Neues zum Konzernprivileg

In seinem Urteil vom 12. November 2024 – 9 AZR 13/24 – äußert sich das Bundesarbeitsgericht (BAG) zum sogenannten „Konzernprivileg“, das es Konzernunternehmen erlaubt, untereinander Arbeitskräfte „auszuleihen“, ohne die Maßgaben des Arbeitnehmerüberlassungsgesetzes (AÜG) beachten zu müssen.


Der Fall

Der Kläger war zwischen 2008 und 2020 bei einem Tochterunternehmen der Beklagten, einem Unternehmen der Automobilindustrie, als „Sitzefertiger“ beschäftigt. Seine gesamte Tätigkeit wurde ausschließlich auf dem Gelände des beklagten Unternehmens erbracht.
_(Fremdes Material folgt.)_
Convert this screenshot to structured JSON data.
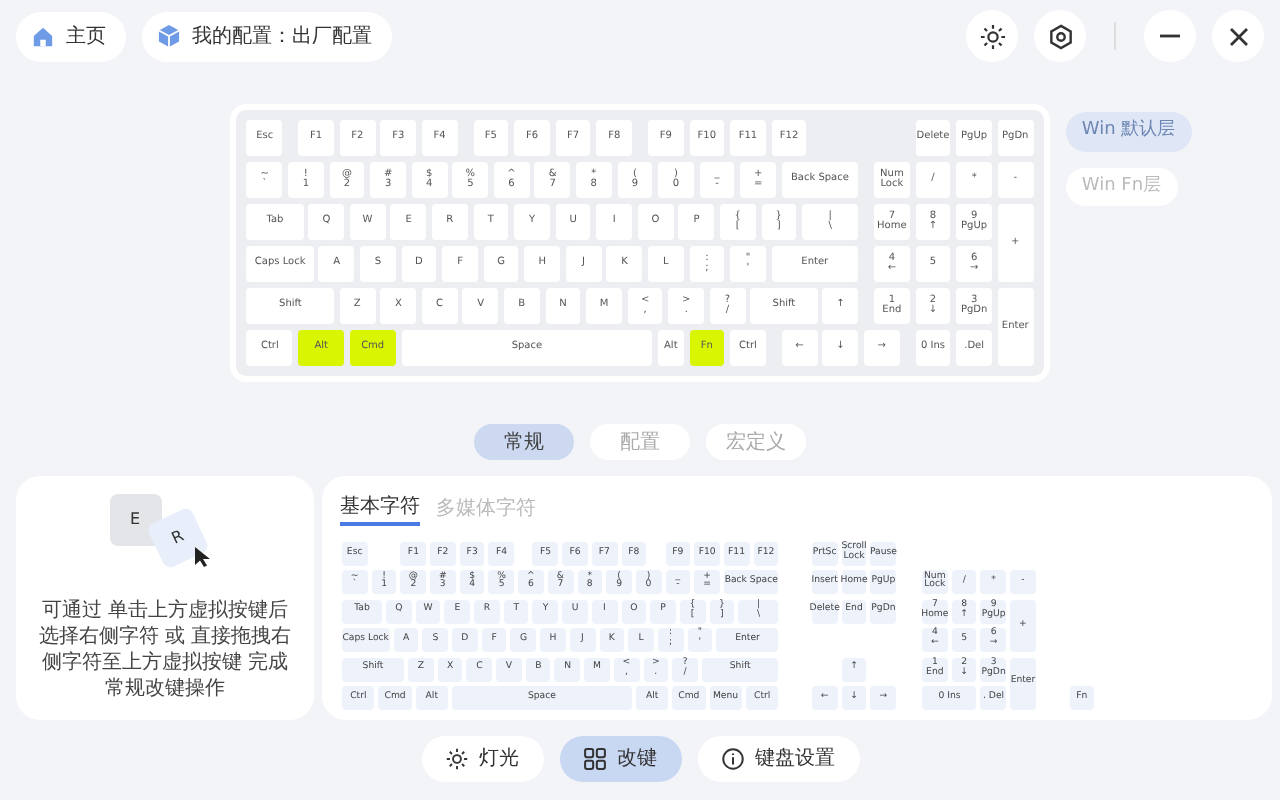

Der Kläger war der Meinung, dass ein Arbeitsverhältnis zwischen ihm und dem beklagten Unternehmen zustande gekommen sei, weil es sich um verbotene Arbeitnehmerüberlassung gehandelt habe. Das beklagte Unternehmen stellte sich auf den Standpunkt, dass zwischen ihm und der Tochtergesellschaft ein Werk- bzw. Dienstvertrag bestanden habe. Im Übrigen seien die Unternehmen konzernverbunden gewesen, sodass die Sonderregelung des § 1 Abs. 3 Nr. 2 AÜG, eben das „Konzernprivileg“ eingreife. Demnach handelt es sich nicht um Arbeitnehmerüberlassung, wenn der überlassene Arbeitnehmer innerhalb eines Konzerns ausgeliehen wird und „nicht zum Zweck der Überlassung eingestellt und beschäftigt wird“.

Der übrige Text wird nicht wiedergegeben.